Blinken talks Russia with Turkey ahead of Erdoğan-Putin meeting
U.S. Secretary of State Antony Blinken discussed the threat posed by Russia and renewed clashes between Armenian and Azerbaijani forces over Nagorno-Karabakh in a phone call with his counterpart in Turkey on Thursday.
Blinken talked with Turkish Foreign Minister Mevlüt Çavuşoğlu about ways to advance NATO unity considering the threat of further Russian escalation and aggression against Ukraine, State Department spokesperson Ned Price said in a readout of the telephone call.
The conversation came the day before Turkish President Recep Tayyip Erdoğan was due to meet with Russian President Vladimir Putin in Sochi, Russia. Turkey, a NATO member, has developed close ties with Moscow over the past five years as it sought to develop a foreign policy independent of Western tutelage. A decision in 2019 to take delivery of Russian S-400 air defence missiles prompted the United States to exclude it from purchasing the F-35 stealth fighter jet.
Blinken said he also discussed with Çavuşoğlu a deal brokered by Turkey and the United Nations to export grain from Ukraine to world markets. He said that it was important to work together to ensure more ships were able to depart and that Moscow was held accountable for the commitments it made.
Three cargo ships carrying grain and foodstuffs left Ukrainian ports on Friday, Turkey’s state-run Anadolu news agency reported, taking the total to four since the deal was finalised two weeks ago. The ships would head for Great Britain, Ireland and Turkey once they passed inspections in Istanbul, it said.
Despite the war in Ukraine, Turkey has refused to impose sanctions on Russia or its oligarchs and continues to cooperate with Moscow on regional issues such as Syria. Erdoğan is meeting with Putin after holding talks with him last month in Tehran, Iran.
Erdoğan has caused a mini crisis in NATO by seeking to block the accession of Sweden and Finland, saying they were harbouring terrorists threatening Turkey’s security. He dropped his objections at a NATO summit in late June, but insists that the Turkish parliament will not ratify their membership unless they deport terrorist suspects for trial in Turkey.
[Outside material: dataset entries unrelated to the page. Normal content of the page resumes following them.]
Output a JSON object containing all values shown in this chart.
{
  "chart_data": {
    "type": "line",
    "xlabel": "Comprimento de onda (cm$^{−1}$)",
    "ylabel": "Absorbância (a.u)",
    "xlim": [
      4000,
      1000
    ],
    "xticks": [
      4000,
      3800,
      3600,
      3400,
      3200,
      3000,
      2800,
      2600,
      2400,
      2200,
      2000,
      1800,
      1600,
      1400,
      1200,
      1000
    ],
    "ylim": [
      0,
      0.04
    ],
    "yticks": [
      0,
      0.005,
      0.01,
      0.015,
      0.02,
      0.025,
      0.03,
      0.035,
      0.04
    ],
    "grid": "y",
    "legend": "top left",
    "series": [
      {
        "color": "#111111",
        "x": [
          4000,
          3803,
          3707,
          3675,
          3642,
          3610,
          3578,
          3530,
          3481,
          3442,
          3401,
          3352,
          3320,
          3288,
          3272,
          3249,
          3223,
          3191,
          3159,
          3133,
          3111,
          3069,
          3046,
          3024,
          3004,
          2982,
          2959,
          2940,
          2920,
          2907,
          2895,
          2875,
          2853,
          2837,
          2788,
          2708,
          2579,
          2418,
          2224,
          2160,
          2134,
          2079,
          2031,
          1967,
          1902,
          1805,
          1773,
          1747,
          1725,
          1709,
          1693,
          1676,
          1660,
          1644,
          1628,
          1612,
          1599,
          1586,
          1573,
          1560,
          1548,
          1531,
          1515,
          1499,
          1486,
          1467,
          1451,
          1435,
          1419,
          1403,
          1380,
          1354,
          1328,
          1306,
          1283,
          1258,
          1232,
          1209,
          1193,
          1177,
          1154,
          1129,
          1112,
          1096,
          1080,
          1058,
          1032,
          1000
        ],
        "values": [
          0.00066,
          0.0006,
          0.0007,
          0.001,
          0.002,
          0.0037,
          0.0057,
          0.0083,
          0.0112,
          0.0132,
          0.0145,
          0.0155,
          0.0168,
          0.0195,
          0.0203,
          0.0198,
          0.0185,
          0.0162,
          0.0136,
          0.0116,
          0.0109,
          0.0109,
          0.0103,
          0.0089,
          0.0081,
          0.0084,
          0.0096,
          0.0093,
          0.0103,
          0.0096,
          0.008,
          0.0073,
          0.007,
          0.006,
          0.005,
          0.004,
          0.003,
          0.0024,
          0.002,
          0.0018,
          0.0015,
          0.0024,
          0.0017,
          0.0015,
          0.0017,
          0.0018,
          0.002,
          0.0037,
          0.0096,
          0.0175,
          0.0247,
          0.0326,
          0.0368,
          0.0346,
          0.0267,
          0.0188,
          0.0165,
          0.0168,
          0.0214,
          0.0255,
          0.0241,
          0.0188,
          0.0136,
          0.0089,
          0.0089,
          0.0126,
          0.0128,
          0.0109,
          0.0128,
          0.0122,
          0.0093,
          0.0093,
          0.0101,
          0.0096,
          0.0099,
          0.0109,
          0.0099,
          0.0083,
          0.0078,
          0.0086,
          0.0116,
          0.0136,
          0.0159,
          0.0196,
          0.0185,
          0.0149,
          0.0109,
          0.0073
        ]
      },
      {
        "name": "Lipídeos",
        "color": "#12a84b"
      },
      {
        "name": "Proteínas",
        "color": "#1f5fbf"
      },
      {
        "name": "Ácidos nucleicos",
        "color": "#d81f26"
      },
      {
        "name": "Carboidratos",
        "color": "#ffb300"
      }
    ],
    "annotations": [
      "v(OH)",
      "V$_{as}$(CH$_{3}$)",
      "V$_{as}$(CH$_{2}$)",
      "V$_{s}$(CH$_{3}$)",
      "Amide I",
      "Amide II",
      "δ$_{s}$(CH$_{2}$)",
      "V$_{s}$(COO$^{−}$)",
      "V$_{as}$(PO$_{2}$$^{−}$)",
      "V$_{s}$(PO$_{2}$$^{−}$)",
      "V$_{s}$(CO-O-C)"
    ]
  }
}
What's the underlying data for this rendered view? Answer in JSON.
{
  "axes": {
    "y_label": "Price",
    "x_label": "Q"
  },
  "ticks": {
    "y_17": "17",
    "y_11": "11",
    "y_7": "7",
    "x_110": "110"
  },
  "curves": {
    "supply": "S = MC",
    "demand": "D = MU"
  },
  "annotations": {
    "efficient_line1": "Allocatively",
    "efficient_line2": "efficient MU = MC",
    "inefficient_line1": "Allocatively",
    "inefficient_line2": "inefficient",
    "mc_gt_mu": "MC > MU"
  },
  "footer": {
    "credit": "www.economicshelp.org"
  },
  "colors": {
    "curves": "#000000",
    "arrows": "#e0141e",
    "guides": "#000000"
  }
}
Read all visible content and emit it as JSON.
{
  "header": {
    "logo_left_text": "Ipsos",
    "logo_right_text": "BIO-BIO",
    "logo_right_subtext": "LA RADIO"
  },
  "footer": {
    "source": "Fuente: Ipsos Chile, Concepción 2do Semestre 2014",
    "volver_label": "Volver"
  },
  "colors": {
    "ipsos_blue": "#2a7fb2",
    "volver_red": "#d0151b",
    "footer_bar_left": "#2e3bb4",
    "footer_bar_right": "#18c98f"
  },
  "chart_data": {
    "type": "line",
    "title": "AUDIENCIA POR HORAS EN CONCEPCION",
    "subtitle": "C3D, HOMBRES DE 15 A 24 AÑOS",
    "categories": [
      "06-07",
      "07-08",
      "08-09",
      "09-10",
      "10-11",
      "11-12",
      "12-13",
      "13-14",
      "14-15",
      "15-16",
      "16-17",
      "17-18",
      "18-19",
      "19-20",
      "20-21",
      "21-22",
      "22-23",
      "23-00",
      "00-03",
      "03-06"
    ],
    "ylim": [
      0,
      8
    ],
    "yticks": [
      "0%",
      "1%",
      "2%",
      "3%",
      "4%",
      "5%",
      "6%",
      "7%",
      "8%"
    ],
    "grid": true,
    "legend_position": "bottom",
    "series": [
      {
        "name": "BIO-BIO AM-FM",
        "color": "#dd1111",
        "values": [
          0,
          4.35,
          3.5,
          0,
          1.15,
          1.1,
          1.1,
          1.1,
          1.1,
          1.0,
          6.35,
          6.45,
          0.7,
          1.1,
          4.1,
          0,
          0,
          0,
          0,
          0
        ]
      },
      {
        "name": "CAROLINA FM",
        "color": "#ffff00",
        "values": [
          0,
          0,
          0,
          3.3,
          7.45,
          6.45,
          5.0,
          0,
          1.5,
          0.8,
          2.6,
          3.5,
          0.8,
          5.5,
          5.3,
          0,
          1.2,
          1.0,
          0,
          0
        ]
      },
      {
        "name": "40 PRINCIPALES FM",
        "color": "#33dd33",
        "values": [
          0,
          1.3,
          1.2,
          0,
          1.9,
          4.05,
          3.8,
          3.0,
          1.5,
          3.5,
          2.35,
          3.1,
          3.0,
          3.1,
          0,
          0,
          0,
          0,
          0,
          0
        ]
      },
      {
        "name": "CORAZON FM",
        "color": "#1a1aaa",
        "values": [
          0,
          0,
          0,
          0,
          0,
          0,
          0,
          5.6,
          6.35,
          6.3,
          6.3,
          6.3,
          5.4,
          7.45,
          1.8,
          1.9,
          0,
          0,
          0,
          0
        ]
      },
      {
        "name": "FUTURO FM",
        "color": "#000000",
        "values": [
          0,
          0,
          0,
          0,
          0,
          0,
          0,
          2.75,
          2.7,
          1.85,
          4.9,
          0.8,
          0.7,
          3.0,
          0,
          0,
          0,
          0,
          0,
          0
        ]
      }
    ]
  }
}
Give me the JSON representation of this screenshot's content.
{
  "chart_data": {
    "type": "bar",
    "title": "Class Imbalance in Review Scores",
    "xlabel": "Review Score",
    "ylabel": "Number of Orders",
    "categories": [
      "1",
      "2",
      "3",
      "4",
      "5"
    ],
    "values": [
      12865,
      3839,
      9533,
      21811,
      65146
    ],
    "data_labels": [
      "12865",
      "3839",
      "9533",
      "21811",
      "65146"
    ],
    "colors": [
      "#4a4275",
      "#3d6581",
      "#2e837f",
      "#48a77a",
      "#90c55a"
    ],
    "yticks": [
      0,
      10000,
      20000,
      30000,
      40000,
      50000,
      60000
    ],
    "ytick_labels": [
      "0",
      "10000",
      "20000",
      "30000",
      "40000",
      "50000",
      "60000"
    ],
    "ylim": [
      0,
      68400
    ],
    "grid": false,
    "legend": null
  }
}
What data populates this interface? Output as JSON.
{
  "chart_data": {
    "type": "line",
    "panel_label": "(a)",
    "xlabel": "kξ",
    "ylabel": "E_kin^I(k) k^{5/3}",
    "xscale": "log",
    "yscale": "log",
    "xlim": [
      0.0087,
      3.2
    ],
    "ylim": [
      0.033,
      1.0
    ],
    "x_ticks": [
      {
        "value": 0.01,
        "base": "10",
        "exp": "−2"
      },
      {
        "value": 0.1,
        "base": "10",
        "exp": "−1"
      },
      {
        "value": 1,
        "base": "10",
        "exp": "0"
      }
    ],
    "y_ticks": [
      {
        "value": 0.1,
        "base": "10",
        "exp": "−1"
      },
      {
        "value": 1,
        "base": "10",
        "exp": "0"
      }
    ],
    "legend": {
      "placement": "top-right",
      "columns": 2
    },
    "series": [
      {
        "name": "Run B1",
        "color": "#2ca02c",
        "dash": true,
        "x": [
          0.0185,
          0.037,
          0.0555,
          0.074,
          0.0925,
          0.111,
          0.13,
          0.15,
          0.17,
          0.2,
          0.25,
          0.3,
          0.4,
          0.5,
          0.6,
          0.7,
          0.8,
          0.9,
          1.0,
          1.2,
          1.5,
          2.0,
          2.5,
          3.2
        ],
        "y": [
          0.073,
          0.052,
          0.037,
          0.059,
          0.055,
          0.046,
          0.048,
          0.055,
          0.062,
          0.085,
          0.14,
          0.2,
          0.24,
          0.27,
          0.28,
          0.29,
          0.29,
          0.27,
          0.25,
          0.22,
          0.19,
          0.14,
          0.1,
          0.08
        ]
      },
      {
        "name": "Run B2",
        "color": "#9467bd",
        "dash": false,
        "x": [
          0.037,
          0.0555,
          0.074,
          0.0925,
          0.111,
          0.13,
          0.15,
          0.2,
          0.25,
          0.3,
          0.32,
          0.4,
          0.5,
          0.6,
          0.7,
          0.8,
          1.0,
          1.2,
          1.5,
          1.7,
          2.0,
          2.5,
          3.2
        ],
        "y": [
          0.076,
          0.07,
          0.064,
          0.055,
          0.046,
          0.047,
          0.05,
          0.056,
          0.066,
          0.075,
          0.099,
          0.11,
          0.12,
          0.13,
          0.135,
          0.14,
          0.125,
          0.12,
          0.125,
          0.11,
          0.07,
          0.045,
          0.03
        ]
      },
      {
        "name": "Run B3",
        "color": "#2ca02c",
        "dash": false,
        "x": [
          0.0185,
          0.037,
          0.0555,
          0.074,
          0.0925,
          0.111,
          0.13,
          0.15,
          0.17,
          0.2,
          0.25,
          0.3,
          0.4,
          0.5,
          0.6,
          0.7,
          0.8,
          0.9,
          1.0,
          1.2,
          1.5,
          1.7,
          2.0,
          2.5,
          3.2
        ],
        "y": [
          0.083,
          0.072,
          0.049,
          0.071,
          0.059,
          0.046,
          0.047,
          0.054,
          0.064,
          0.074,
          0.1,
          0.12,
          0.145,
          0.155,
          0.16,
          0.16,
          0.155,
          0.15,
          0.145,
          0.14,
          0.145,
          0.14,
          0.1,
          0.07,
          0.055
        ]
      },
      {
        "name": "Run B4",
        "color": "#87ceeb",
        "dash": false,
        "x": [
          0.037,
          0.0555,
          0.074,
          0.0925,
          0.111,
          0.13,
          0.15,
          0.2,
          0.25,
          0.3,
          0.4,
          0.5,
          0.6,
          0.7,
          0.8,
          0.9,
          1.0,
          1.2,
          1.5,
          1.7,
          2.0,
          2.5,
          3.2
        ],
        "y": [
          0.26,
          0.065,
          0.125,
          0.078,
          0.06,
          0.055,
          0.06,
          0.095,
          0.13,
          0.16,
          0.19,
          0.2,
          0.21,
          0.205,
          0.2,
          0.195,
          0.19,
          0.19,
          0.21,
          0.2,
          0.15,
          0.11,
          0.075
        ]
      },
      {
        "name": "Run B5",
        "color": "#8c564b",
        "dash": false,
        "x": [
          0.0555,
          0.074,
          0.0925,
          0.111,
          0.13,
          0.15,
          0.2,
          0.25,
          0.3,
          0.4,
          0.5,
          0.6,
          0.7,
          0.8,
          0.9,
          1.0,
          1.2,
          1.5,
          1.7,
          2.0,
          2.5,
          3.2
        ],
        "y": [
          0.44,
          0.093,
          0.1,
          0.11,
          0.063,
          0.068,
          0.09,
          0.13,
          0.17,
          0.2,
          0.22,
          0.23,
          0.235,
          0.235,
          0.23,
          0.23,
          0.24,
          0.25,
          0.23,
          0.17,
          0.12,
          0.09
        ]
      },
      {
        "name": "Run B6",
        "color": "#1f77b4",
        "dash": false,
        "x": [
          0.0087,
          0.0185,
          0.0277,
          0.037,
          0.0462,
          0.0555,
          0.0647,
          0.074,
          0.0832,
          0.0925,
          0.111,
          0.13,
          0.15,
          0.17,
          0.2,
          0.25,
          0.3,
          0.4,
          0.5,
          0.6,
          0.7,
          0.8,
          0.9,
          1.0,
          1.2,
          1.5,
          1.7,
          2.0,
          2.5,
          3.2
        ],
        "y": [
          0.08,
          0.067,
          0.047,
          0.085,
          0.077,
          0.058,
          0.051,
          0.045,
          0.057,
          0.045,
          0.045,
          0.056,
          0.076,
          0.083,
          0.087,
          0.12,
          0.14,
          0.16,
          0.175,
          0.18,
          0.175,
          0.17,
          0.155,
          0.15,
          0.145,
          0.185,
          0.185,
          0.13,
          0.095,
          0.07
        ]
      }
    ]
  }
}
Blinken told Çavuşoğlu that the United States was ready to help facilitate dialogue between Azerbaijan and Armenia to help bring about a long-term political settlement to the conflict in Nagorno-Karabakh. Washington was prepared to engage bilaterally with like-minded partners and through the OSCE Minsk Group, he said.
Turkey supported Azerbaijan militarily in a fresh bout of clashes in 2020 which resulted in Azerbaijan wresting control of disputed territory from Armenia. A ceasefire was signed to end the conflict and the Turkish and Armenian governments have since entered talks to normalise their relations, but negotiations have made little headway. There is a strong Armenian lobby in the U.S. Congress that is urging President Joe Biden to do more to help Armenia deal with Azerbaijan and Turkey.
Renewed fighting broke out between Azerbaijani forces and the Armenian-controlled Karabakh army on Wednesday, leaving at least three people dead. European leaders urged restraint as the two sides blamed each other for the violence.
Russia's Defence Ministry, which has deployed peacekeepers to the region, blamed Azerbaijan for breaking the cease-fire, which Moscow brokered in 2020. EU foreign policy chief Josep Borrell called for an immediate end to the hostilities.
"It is essential to de-escalate, fully respect the cease-fire and return to the negotiating table to seek negotiated solutions," Borrell's spokesperson said.